Certainly, Burnham can be rhetorically combative on occasion. On the campaign trail, he has signalled a desire to break with “40 years of neoliberalism”, pointing the finger at decades of deindustrialisation and worsening regional inequality for the despair and alienation felt in Red Wall seats like Makerfield.
But while Burnham’s language suggests a desire for far-reaching change, he remains reluctant to challenge the prevailing economic framework and has indicated he would abide by orthodox fiscal rules as prime minister, while seeking some room for manoeuvre, despite previously making justified criticisms of the anti-democratic power of the bond markets.
This raises obvious doubts as to how transformative Burnham’s programme for government, insofar as there currently is one, would be. Fixing Britain’s housing crisis (a worsening problem in Greater Manchester during Burnham’s mayoralty there, it should be noted), rebuilding its failing public services and modernising its creaking infrastructure would all require large-scale public investment.
Any meaningful redistribution of wealth and power, meanwhile, would necessarily entail a direct collision with entrenched powerful interests. But the trouble with Burnham is that his radical-sounding diagnoses lack correspondingly ambitious remedies.
Position on Gaza
Burnham’s position on Gaza displays a similar reticence.
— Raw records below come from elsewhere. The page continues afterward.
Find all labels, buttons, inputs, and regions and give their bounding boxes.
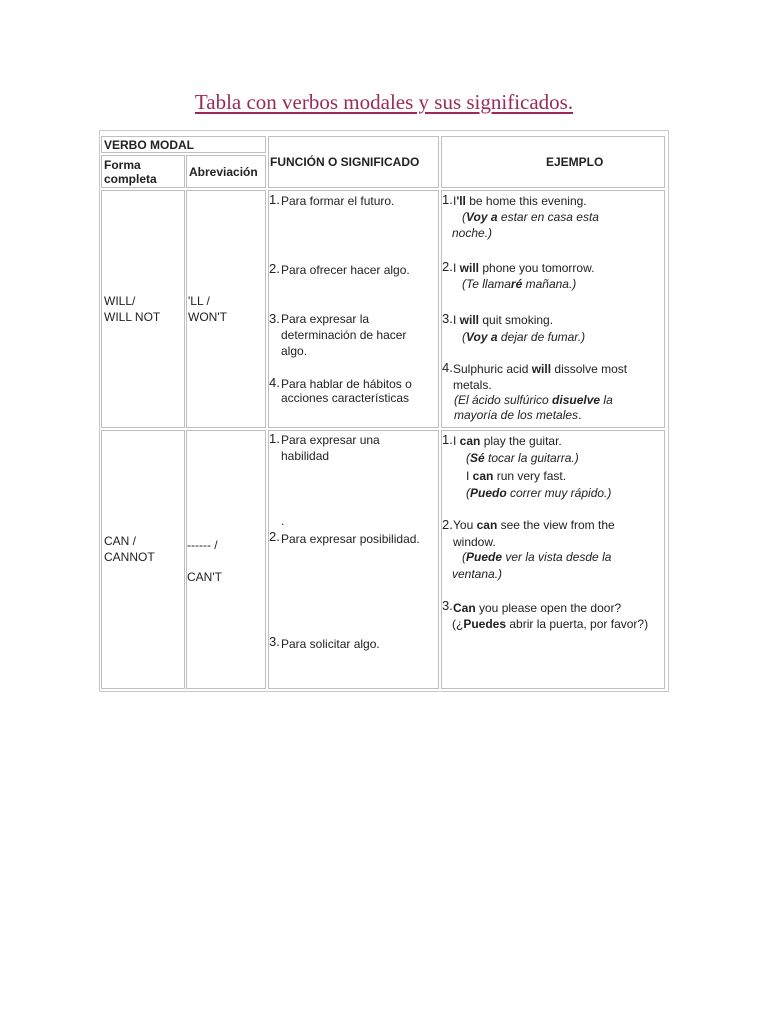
- row-can-funcion: [268, 430, 439, 689]
- forma-cannot: CANNOT: [104, 550, 155, 564]
- header-abreviacion-label: Abreviación: [189, 165, 258, 179]
- ejemplo-sentence: I can run very fast.: [466, 469, 567, 483]
- row-can-forma: [101, 430, 185, 689]
- funcion-number: 3.: [269, 311, 280, 326]
- header-funcion-label: FUNCIÓN O SIGNIFICADO: [270, 155, 420, 169]
- funcion-number: 1.: [269, 192, 280, 207]
- funcion-number: 2.: [269, 529, 280, 544]
- header-verbo-modal: [101, 136, 266, 153]
- ejemplo-number: 3.: [442, 311, 453, 326]
- header-forma-line2: completa: [104, 172, 157, 186]
- ejemplo-sentence: metals.: [453, 378, 492, 392]
- forma-will-not: WILL NOT: [104, 310, 161, 324]
- ejemplo-translation: (Voy a estar en casa esta: [462, 210, 599, 224]
- ejemplo-translation: (¿Puedes abrir la puerta, por favor?): [452, 617, 649, 631]
- ejemplo-sentence: I can play the guitar.: [453, 434, 562, 448]
- abrev-wont: WON'T: [188, 310, 227, 324]
- funcion-text: Para hablar de hábitos o: [281, 377, 412, 391]
- ejemplo-number: 4.: [442, 360, 453, 375]
- header-ejemplo: [441, 136, 665, 188]
- ejemplo-sentence: Sulphuric acid will dissolve most: [453, 362, 628, 376]
- funcion-text: Para expresar una: [281, 433, 380, 447]
- funcion-text: Para ofrecer hacer algo.: [281, 263, 410, 277]
- abrev-cant: CAN'T: [187, 570, 222, 584]
- funcion-dot: .: [281, 514, 285, 528]
- forma-can: CAN /: [104, 534, 137, 548]
- funcion-text: algo.: [281, 344, 308, 358]
- ejemplo-translation: (Puedo correr muy rápido.): [466, 486, 612, 500]
- ejemplo-sentence: I will phone you tomorrow.: [453, 261, 595, 275]
- ejemplo-translation: (El ácido sulfúrico disuelve la: [454, 393, 613, 407]
- funcion-text: Para expresar la: [281, 312, 370, 326]
- header-forma-completa: [101, 155, 185, 188]
- funcion-text: habilidad: [281, 449, 330, 463]
- funcion-text: Para expresar posibilidad.: [281, 532, 420, 546]
- funcion-number: 2.: [269, 261, 280, 276]
- page-title: Tabla con verbos modales y sus significados.: [194, 90, 574, 114]
- abrev-dashes: ------ /: [187, 538, 218, 552]
- header-verbo-modal-label: VERBO MODAL: [104, 138, 194, 152]
- ejemplo-number: 1.: [442, 432, 453, 447]
- ejemplo-translation: (Sé tocar la guitarra.): [466, 451, 579, 465]
- row-will-ejemplo: [441, 190, 665, 428]
- ejemplo-number: 1.: [442, 192, 453, 207]
- ejemplo-translation: (Te llamaré mañana.): [462, 277, 577, 291]
- row-can-ejemplo: [441, 430, 665, 689]
- abrev-ll: 'LL /: [188, 294, 210, 308]
- ejemplo-translation: noche.): [452, 226, 493, 240]
- ejemplo-translation: ventana.): [452, 567, 503, 581]
- ejemplo-sentence: I will quit smoking.: [453, 313, 554, 327]
- ejemplo-sentence: window.: [453, 535, 496, 549]
- ejemplo-number: 3.: [442, 598, 453, 613]
- ejemplo-translation: (Puede ver la vista desde la: [462, 550, 612, 564]
- ejemplo-sentence: Can you please open the door?: [453, 601, 622, 615]
- funcion-number: 4.: [269, 375, 280, 390]
- row-can-abrev: [186, 430, 266, 689]
- header-forma-line1: Forma: [104, 158, 141, 172]
- funcion-text: acciones características: [281, 391, 410, 405]
- ejemplo-translation: (Voy a dejar de fumar.): [462, 330, 586, 344]
- ejemplo-number: 2.: [442, 517, 453, 532]
- ejemplo-sentence: I'll be home this evening.: [453, 194, 587, 208]
- ejemplo-sentence: You can see the view from the: [453, 518, 615, 532]
- funcion-text: Para formar el futuro.: [281, 194, 395, 208]
- row-will-funcion: [268, 190, 439, 428]
- ejemplo-number: 2.: [442, 259, 453, 274]
- row-will-abrev: [186, 190, 266, 428]
- header-ejemplo-label: EJEMPLO: [546, 155, 604, 169]
- modal-verbs-table: [99, 130, 669, 692]
- row-will-forma: [101, 190, 185, 428]
- funcion-number: 3.: [269, 634, 280, 649]
- ejemplo-translation: mayoría de los metales.: [454, 408, 582, 422]
- header-abreviacion: [186, 155, 266, 188]
- funcion-number: 1.: [269, 431, 280, 446]
- funcion-text: Para solicitar algo.: [281, 637, 380, 651]
- funcion-text: determinación de hacer: [281, 328, 407, 342]
- forma-will: WILL/: [104, 294, 136, 308]
- header-funcion: [268, 136, 439, 188]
Starmer’s complicity in Israel’s genocide in the territory is one of the primary reasons that so many left-leaning and Muslim voters have ditched Labour; one recent poll found that 53 percent of former Labour voters who now intend to vote for another centrist or left-of-centre party did so at least in part because of the government’s stance on Gaza.
Yet Burnham - previously a supporter of Labour Friends of Israel as well as Labour Friends of Palestine, in typical fence-sitting style - still demurs from calling Israel’s genocide what it plainly is in spite of copious amounts of evidence, including both the endless images of mass murder and destruction live-streamed to the entire world, and also the unambiguous public statements of its own leaders.
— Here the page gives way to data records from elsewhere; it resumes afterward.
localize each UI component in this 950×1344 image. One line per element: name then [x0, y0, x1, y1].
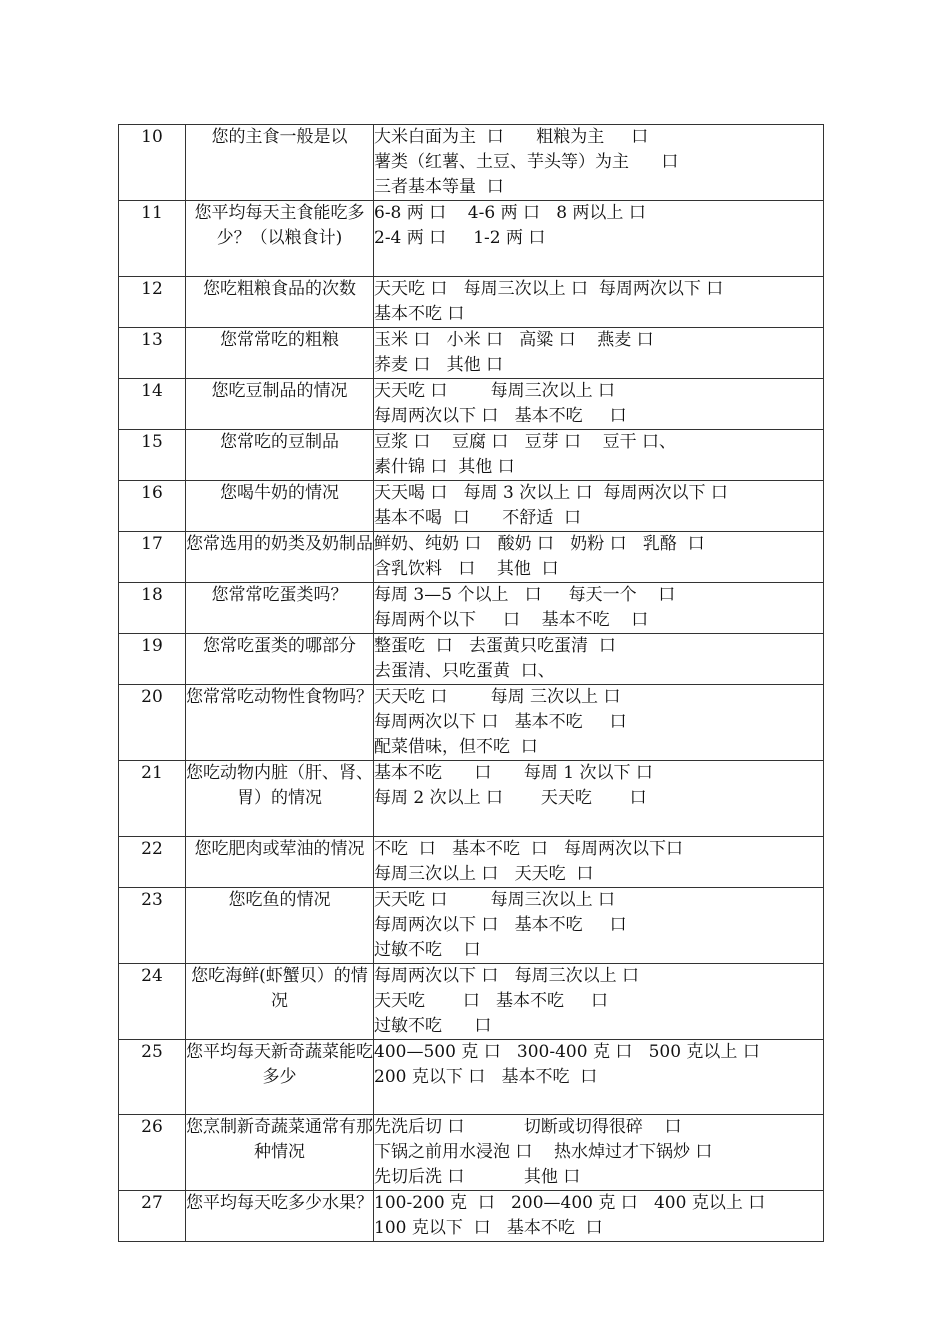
option-line: 每周 2 次以上 口 天天吃 口: [374, 788, 647, 808]
answer-options: [374, 837, 824, 888]
table-row: [119, 964, 824, 1040]
option-line: 每周两次以下 口 基本不吃 口: [374, 915, 627, 935]
question-text: 您常吃的豆制品: [186, 430, 374, 481]
question-text: 您常常吃蛋类吗？: [186, 583, 374, 634]
table-row: [119, 532, 824, 583]
question-number: 23: [119, 888, 186, 964]
option-line: 先切后洗 口 其他 口: [374, 1167, 581, 1187]
option-line: 荞麦 口 其他 口: [374, 355, 504, 375]
answer-options: [374, 888, 824, 964]
answer-options: [374, 583, 824, 634]
option-line: 200 克以下 口 基本不吃 口: [374, 1067, 598, 1087]
question-number: 13: [119, 328, 186, 379]
answer-options: [374, 685, 824, 761]
question-text: 您的主食一般是以: [186, 125, 374, 201]
question-text: 您烹制新奇蔬菜通常有那种情况: [186, 1115, 374, 1191]
question-text: 您常常吃动物性食物吗？: [186, 685, 374, 761]
option-line: 每周两次以下 口 基本不吃 口: [374, 406, 627, 426]
question-number: 18: [119, 583, 186, 634]
question-text: 您常吃蛋类的哪部分: [186, 634, 374, 685]
question-number: 10: [119, 125, 186, 201]
table-row: [119, 481, 824, 532]
table-row: [119, 201, 824, 277]
table-row: [119, 634, 824, 685]
table-row: [119, 379, 824, 430]
option-line: 基本不吃 口: [374, 304, 465, 324]
question-number: 22: [119, 837, 186, 888]
question-number: 12: [119, 277, 186, 328]
question-number: 26: [119, 1115, 186, 1191]
answer-options: [374, 634, 824, 685]
option-line: 整蛋吃 口 去蛋黄只吃蛋清 口: [374, 636, 616, 656]
table-row: [119, 761, 824, 837]
table-row: [119, 1115, 824, 1191]
question-text: 您吃海鲜(虾蟹贝）的情况: [186, 964, 374, 1040]
option-line: 鲜奶、纯奶 口 酸奶 口 奶粉 口 乳酪 口: [374, 534, 705, 554]
answer-options: [374, 1191, 824, 1242]
option-line: 天天吃 口 每周 三次以上 口: [374, 687, 621, 707]
question-text: 您吃豆制品的情况: [186, 379, 374, 430]
question-number: 16: [119, 481, 186, 532]
question-text: 您常选用的奶类及奶制品: [186, 532, 374, 583]
answer-options: [374, 1040, 824, 1115]
survey-table: [118, 124, 824, 1242]
answer-options: [374, 1115, 824, 1191]
question-text: 您吃肥肉或荤油的情况: [186, 837, 374, 888]
option-line: 天天吃 口 每周三次以上 口: [374, 381, 616, 401]
option-line: 天天喝 口 每周 3 次以上 口 每周两次以下 口: [374, 483, 728, 503]
option-line: 过敏不吃 口: [374, 1016, 492, 1036]
table-row: [119, 328, 824, 379]
option-line: 不吃 口 基本不吃 口 每周两次以下口: [374, 839, 684, 859]
answer-options: [374, 430, 824, 481]
answer-options: [374, 379, 824, 430]
table-row: [119, 837, 824, 888]
option-line: 天天吃 口 每周三次以上 口 每周两次以下 口: [374, 279, 724, 299]
option-line: 玉米 口 小米 口 高粱 口 燕麦 口: [374, 330, 654, 350]
option-line: 大米白面为主 口 粗粮为主 口: [374, 127, 649, 147]
question-text: 您常常吃的粗粮: [186, 328, 374, 379]
question-number: 17: [119, 532, 186, 583]
question-text: 您吃动物内脏（肝、肾、胃）的情况: [186, 761, 374, 837]
question-number: 14: [119, 379, 186, 430]
option-line: 100 克以下 口 基本不吃 口: [374, 1218, 603, 1238]
question-text: 您喝牛奶的情况: [186, 481, 374, 532]
table-row: [119, 1040, 824, 1115]
option-line: 2-4 两 口 1-2 两 口: [374, 228, 546, 248]
option-line: 每周两次以下 口 每周三次以上 口: [374, 966, 640, 986]
answer-options: [374, 328, 824, 379]
question-text: 您平均每天新奇蔬菜能吃多少: [186, 1040, 374, 1115]
question-number: 24: [119, 964, 186, 1040]
survey-body: [119, 125, 824, 1242]
option-line: 素什锦 口 其他 口: [374, 457, 515, 477]
question-text: 您平均每天主食能吃多少？（以粮食计): [186, 201, 374, 277]
answer-options: [374, 201, 824, 277]
option-line: 每周两个以下 口 基本不吃 口: [374, 610, 649, 630]
option-line: 6-8 两 口 4-6 两 口 8 两以上 口: [374, 203, 646, 223]
option-line: 下锅之前用水浸泡 口 热水焯过才下锅炒 口: [374, 1142, 713, 1162]
question-number: 15: [119, 430, 186, 481]
option-line: 400—500 克 口 300-400 克 口 500 克以上 口: [374, 1042, 760, 1062]
option-line: 基本不喝 口 不舒适 口: [374, 508, 582, 528]
option-line: 每周三次以上 口 天天吃 口: [374, 864, 594, 884]
answer-options: [374, 761, 824, 837]
table-row: [119, 430, 824, 481]
option-line: 过敏不吃 口: [374, 940, 481, 960]
option-line: 基本不吃 口 每周 1 次以下 口: [374, 763, 653, 783]
table-row: [119, 583, 824, 634]
option-line: 三者基本等量 口: [374, 177, 504, 197]
question-text: 您平均每天吃多少水果？: [186, 1191, 374, 1242]
question-text: 您吃粗粮食品的次数: [186, 277, 374, 328]
table-row: [119, 888, 824, 964]
answer-options: [374, 964, 824, 1040]
table-row: [119, 1191, 824, 1242]
table-row: [119, 277, 824, 328]
question-number: 25: [119, 1040, 186, 1115]
answer-options: [374, 277, 824, 328]
option-line: 先洗后切 口 切断或切得很碎 口: [374, 1117, 682, 1137]
question-number: 20: [119, 685, 186, 761]
option-line: 去蛋清、只吃蛋黄 口、: [374, 661, 555, 681]
question-number: 19: [119, 634, 186, 685]
option-line: 薯类（红薯、土豆、芋头等）为主 口: [374, 152, 679, 172]
option-line: 天天吃 口 基本不吃 口: [374, 991, 609, 1011]
question-number: 27: [119, 1191, 186, 1242]
option-line: 豆浆 口 豆腐 口 豆芽 口 豆干 口、: [374, 432, 677, 452]
answer-options: [374, 532, 824, 583]
question-text: 您吃鱼的情况: [186, 888, 374, 964]
answer-options: [374, 125, 824, 201]
option-line: 含乳饮料 口 其他 口: [374, 559, 559, 579]
option-line: 配菜借味，但不吃 口: [374, 737, 538, 757]
table-row: [119, 125, 824, 201]
table-row: [119, 685, 824, 761]
option-line: 天天吃 口 每周三次以上 口: [374, 890, 616, 910]
answer-options: [374, 481, 824, 532]
option-line: 100-200 克 口 200—400 克 口 400 克以上 口: [374, 1193, 766, 1213]
question-number: 11: [119, 201, 186, 277]
option-line: 每周 3—5 个以上 口 每天一个 口: [374, 585, 676, 605]
option-line: 每周两次以下 口 基本不吃 口: [374, 712, 627, 732]
question-number: 21: [119, 761, 186, 837]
The crux of the matter, then, is not whether Burnham would be more charismatic or electorally appealing than Starmer. He almost certainly would. But how far would he bring about tangible change, whether domestically or in the sphere of foreign policy?
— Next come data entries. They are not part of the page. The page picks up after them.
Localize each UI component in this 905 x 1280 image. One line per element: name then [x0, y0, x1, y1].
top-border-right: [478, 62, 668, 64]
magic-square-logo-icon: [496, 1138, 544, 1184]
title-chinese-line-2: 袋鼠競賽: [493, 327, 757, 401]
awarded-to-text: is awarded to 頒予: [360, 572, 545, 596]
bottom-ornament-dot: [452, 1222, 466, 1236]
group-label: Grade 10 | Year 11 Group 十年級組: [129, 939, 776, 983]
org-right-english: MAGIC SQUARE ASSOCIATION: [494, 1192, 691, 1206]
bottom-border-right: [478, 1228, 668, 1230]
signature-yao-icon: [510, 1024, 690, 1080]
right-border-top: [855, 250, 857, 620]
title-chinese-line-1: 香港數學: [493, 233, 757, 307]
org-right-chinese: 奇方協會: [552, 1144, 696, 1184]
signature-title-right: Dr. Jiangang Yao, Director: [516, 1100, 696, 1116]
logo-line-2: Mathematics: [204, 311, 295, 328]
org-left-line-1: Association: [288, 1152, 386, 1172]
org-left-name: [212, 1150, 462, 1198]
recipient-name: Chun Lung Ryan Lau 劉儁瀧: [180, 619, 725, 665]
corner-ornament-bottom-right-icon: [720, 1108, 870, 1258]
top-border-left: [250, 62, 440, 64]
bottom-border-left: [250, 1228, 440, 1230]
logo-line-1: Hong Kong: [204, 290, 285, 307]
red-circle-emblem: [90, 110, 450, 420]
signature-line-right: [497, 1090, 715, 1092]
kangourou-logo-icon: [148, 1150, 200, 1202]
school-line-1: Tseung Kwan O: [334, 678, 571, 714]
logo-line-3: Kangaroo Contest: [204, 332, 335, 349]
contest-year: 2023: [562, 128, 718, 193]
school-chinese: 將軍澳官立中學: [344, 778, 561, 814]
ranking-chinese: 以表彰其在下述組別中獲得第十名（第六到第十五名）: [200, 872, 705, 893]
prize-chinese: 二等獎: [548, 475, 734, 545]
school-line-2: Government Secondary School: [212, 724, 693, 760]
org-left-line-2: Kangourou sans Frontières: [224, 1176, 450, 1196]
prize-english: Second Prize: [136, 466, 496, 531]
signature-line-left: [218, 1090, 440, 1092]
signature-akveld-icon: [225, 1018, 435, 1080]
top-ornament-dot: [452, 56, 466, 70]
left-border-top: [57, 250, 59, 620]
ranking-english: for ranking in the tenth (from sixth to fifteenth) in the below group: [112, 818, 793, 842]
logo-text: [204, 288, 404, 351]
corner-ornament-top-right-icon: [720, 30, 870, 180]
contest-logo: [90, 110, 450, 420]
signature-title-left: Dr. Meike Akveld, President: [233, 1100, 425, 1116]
There is a fine line between being a smart pragmatist, guided by a solid core of principles but prepared to adapt them to unfavourable circumstances, and a political weathervane. Even political weathervanes can sometimes do decent things at the margin; they are not, however, equipped to deliver any radical transformation of the balance of wealth and power in British society, or on the international stage.
Burnham’s track record is that of a skilled politician well attuned to shifts in the public mood, but one much less prepared for the battle that would ensue from any attempt to alter the deeper economic and political structures that create the social inequalities he laments.
The same flexibility that sometimes produces worthy policies - £2 bus fares in Greater Manchester, for instance - imposes limits on how far he is likely to go. The danger for Burnham’s supporters in the Labour Party is that, in their desperation to dig it out of its current hole, they confuse a change of personal style with a change in political substance.
The views expressed in this article belong to the author and do not necessarily reflect the editorial policy of Middle East Eye.